Mathew Abbott
University of Sydney, Australia
PhD candidate
Mathew Abbott is a PhD candidate in the Philosophy Department at the University of Sydney. His thesis focuses on the philosophical and political consequences of the human ability to form concepts of the world. It engages with the philosophy of language in Heidegger and the political ontology of Giorgio Agamben. He has tutored in philosophy, poetry and political theory, and will be lecturing in 2009 on the philosophy of film.
Abstract
Nietzsche, Biopolitics and the Enigma of Animal Life
In this paper I work to place Nietzsche’s philosophy of life with and against the biopolitical perspective opened up by Giorgio Agamben. I begin with an explanation of the concepts of life operative in Nietzsche and Schopenhauer, showing that what they share is an idea of the human as delivered over to a blind, amoral force it is unable to assimilate; that this represents not a break with but a radicalization of the Kantian theory of desire, morality and duty (albeit with a crucial change in perspective).
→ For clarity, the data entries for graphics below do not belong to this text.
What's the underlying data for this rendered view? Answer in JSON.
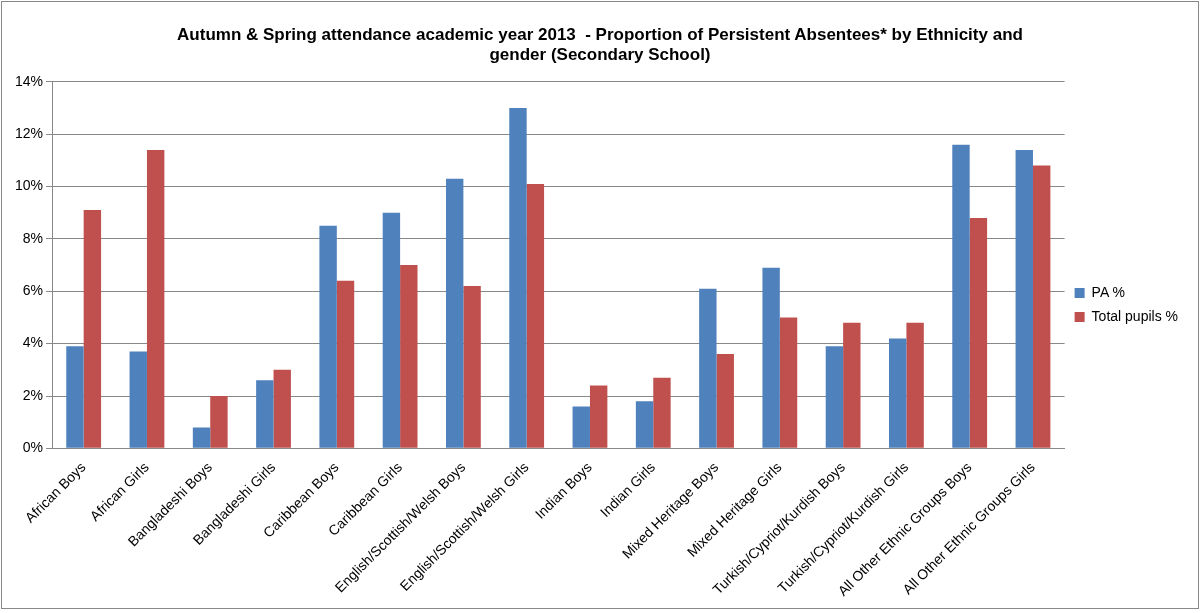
{
  "chart_data": {
    "type": "bar",
    "title": "Autumn & Spring attendance academic year 2013  - Proportion of Persistent Absentees* by Ethnicity and gender (Secondary School)",
    "categories": [
      "African Boys",
      "African Girls",
      "Bangladeshi Boys",
      "Bangladeshi Girls",
      "Caribbean Boys",
      "Caribbean Girls",
      "English/Scottish/Welsh Boys",
      "English/Scottish/Welsh Girls",
      "Indian Boys",
      "Indian Girls",
      "Mixed Heritage Boys",
      "Mixed Heritage Girls",
      "Turkish/Cypriot/Kurdish Boys",
      "Turkish/Cypriot/Kurdish Girls",
      "All Other Ethnic Groups Boys",
      "All Other Ethnic Groups Girls"
    ],
    "series": [
      {
        "name": "PA %",
        "color": "#4f81bd",
        "values": [
          3.9,
          3.7,
          0.8,
          2.6,
          8.5,
          9.0,
          10.3,
          13.0,
          1.6,
          1.8,
          6.1,
          6.9,
          3.9,
          4.2,
          11.6,
          11.4
        ]
      },
      {
        "name": "Total pupils %",
        "color": "#c0504d",
        "values": [
          9.1,
          11.4,
          2.0,
          3.0,
          6.4,
          7.0,
          6.2,
          10.1,
          2.4,
          2.7,
          3.6,
          5.0,
          4.8,
          4.8,
          8.8,
          10.8
        ]
      }
    ],
    "ylim": [
      0,
      14
    ],
    "yticks": [
      {
        "value": 0,
        "label": "0%"
      },
      {
        "value": 2,
        "label": "2%"
      },
      {
        "value": 4,
        "label": "4%"
      },
      {
        "value": 6,
        "label": "6%"
      },
      {
        "value": 8,
        "label": "8%"
      },
      {
        "value": 10,
        "label": "10%"
      },
      {
        "value": 12,
        "label": "12%"
      },
      {
        "value": 14,
        "label": "14%"
      }
    ],
    "grid": "y",
    "legend": "right"
  }
}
This radicalization produces two key results as evident in Nietzsche’s work: the claim that illusion plays a necessary role for human beings, who have a kind of «transcendental blindness» before the fact of their being alive; the idea that these problems are of a fundamentally political character, because resentment against life is a structuring principle for politics. Agamben’s approach to this Nietzschean problematic begins with an ingenious transposition of the ontological difference onto biological categories, such that the human being appears not just as that being whose being is an issue, but also as that animal whose animality is an issue. This approach, like Nietzsche’s own, is predicated upon the possibility of transformation: the idea that human beings could experience a change in their relation to their lives. Against Nietzsche, however, Agamben’s Pauline concept of redeemed humanity presents a resolutely non-hierarchical, properly universalistic nihilism.